Considérant que M. et Mme [B] ne peuvent donc, ni par titre ni par prescription, revendiquer leur qualité de propriétaire indivis du passage commun » ;

ALORS QUE la possession suppose, pour prescrire la propriété, de réaliser des actes matériels à titre de propriétaire de façon continue, paisible, publique et non équivoque ; qu'à le fait d'installer un compteur électrique, une boîte aux lettres et un interphone et de participer à la réalisation de travaux peuvent constituer des actes matériels de nature à établir l'existence d'une possession au sens de l'article 2261 du code civil ; qu'en retenant qu'il ne s'agissait pas là d'actes de possession au sens de cette disposition, la cour d'appel a violé l'article 2261 du code civil.

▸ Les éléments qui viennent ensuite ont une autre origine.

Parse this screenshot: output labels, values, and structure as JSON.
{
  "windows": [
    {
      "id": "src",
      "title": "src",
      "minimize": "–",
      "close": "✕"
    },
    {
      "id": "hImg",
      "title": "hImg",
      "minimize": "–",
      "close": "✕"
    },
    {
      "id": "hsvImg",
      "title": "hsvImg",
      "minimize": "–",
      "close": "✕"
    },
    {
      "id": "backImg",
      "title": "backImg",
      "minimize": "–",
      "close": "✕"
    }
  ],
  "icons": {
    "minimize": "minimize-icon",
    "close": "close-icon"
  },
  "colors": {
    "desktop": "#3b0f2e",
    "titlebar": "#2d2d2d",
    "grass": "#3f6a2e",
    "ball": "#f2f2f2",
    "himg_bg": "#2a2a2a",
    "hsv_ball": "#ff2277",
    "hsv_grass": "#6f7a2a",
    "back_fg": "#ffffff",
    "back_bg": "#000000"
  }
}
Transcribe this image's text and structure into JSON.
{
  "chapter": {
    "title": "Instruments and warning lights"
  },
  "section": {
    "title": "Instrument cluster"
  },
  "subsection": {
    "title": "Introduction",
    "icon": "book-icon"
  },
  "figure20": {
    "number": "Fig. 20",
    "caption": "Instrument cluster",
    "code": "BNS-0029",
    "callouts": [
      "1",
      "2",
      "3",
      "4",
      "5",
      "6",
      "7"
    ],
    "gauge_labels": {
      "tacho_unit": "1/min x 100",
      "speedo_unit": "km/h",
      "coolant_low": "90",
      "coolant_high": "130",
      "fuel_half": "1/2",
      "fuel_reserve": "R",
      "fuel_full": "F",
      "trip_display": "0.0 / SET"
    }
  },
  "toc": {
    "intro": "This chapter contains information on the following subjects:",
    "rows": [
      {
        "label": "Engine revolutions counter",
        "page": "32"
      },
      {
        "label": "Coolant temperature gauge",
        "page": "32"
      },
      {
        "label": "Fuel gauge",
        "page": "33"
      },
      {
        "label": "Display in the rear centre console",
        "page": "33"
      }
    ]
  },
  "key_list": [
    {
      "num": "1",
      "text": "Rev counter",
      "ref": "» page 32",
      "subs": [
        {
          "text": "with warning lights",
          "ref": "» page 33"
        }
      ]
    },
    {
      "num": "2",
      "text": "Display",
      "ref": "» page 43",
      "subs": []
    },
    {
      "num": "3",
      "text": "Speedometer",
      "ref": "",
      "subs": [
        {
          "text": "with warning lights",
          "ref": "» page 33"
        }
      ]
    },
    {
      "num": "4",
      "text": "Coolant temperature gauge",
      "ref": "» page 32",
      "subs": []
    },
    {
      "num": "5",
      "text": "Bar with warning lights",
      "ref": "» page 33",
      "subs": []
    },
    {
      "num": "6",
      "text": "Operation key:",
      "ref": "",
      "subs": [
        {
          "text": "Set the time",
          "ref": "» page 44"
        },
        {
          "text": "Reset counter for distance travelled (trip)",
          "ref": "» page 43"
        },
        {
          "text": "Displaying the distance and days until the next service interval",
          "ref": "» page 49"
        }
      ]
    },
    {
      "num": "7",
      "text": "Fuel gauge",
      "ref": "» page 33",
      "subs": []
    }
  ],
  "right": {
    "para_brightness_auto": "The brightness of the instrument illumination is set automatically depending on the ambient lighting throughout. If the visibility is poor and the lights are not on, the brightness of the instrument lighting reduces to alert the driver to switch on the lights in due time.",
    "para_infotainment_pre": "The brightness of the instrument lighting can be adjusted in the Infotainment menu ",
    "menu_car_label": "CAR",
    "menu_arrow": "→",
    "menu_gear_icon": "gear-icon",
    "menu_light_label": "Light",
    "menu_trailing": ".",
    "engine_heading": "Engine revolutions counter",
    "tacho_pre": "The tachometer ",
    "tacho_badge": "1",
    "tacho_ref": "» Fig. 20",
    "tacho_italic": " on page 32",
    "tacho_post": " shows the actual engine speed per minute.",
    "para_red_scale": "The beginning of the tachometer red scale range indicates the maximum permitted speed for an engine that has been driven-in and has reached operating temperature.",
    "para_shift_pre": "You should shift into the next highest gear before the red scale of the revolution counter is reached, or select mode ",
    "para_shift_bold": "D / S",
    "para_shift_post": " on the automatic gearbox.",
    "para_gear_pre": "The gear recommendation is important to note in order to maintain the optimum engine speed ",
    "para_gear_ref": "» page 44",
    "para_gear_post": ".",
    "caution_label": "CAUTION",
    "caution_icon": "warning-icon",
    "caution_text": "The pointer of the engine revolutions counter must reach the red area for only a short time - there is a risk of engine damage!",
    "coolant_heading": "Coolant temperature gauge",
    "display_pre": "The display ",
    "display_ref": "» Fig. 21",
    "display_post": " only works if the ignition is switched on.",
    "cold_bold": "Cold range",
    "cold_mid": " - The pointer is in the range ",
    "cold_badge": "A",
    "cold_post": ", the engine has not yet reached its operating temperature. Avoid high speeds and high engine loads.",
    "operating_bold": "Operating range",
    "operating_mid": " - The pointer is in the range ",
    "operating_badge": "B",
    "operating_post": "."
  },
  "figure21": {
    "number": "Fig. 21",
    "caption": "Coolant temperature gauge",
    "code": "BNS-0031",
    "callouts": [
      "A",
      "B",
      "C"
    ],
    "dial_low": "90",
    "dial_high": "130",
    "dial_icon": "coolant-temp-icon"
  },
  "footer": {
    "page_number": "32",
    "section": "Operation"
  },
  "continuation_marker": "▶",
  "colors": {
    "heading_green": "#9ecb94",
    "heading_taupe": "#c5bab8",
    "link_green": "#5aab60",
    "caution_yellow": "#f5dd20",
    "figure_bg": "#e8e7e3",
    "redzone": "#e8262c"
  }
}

SECOND MOYEN DE CASSATION :
(subsidiaire)

L'arrêt attaqué encourt la censure ;

EN CE QU' il a jugé que M. et Mme [B] ne bénéficient d'aucune servitude de passage sur la parcelle voisine [Cadastre 1] appartenant aux consorts [S], et a débouté M. et Mme [B] de toutes leurs demandes ;

AUX MOTIFS PROPRES QUE « Sur l'existence d'une enclave Considérant que l'article 682 du code civil dispose que « le propriétaire dont les fonds sont enclavés et qui n'a sur la voie publique aucune issue ou qu'une issue insuffisante, soit pour l'exploitation agricole, industrielle ou commerciale de sa propriété, soit pour la réalisation d'opérations de construction ou de lotissement, est fondé à réclamer sur les fonds de ses voisins un passage suffisant pour assurer la desserte complète de ses fonds, à charge d'une indemnité proportionnée au dommage qu'il peut occasionner » ;

Considérant que M. et Mme [B] peuvent donc, si leur fonds est enclavé, solliciter un tel passage ;

Considérant qu'ils font état, dans leurs conclusions, de l'état d'enclave des appartements, en fond de cour, situés au deuxième étage voire, dans une autre partie de celles-ci, des appartements situés au premier et au deuxième étage ;

Considérant qu'il leur appartient de démontrer que ces biens sont enclavés et que cet état n'est pas la conséquence d'un fait volontaire de leur part ;

Considérant qu'il ressort d'un procès-verbal de constat d'huissier établi le 3 mars 2016, à la demande des époux [B], que le rez-de-chaussée de l'immeuble situé [Adresse 1] dont ils sont propriétaires, est loué et occupé par la Banque Populaire Val de France et que l'accès aux étages n'est possible que par un passage appartenant au propriétaire du numéro 14 ;

Considérant que la banque confirme que la salle de réunion du premier étage est accessible par un escalier intérieur mais que l'appartement du deuxième étage n'est accessible que par le passage puis par un escalier extérieur ;

Considérant que ces énonciations démontrent que l'immeuble lui-même n'est pas enclavé et que l'impossibilité d'accéder aux appartements situés à l'étage résulte de l'aménagement de celui-ci par ses propriétaires soit d'un acte volontaire ;

Considérant, par ailleurs, que l'état d'enclave d'un fonds résulte de l'absence d'issue ou d'une issue insuffisante du fonds sur la voie publique ;

Considérant que le local situé au rez de chaussée dispose d'une issue suffisante sur la voie publique ;

Considérant que la parcelle sur laquelle le bâtiment de M. et Mme [B] est bâti dispose ainsi d'un accès suffisant à la voie publique ; que le fonds lui-même dispose d'une issue ;

Considérant qu'un aménagement de leur propre propriété permettrait donc aux appartements d'avoir accès à la voie publique ;

Considérant que M. et Mme [B] ne démontrent pas que les appartements situés au-dessus du local du rez-de-chaussée ne peuvent bénéficier, fût-ce avec des aménagements non disproportionnés, de cette issue ;

Considérant que M. et Mme [B] ne justifient donc pas, concernant ces appartements, d'un état d'enclave défini par l'article 682 du code civil ;

Considérant qu'ils ne peuvent, en conséquence, solliciter l'établissement d'une servitude de passage pour y accéder » ;

ET AUX MOTIFS ÉVENTUELLEMENT ADOPTÉS QUE « Sur l'existence de l'enclave telle qu'invoquée par les époux [B]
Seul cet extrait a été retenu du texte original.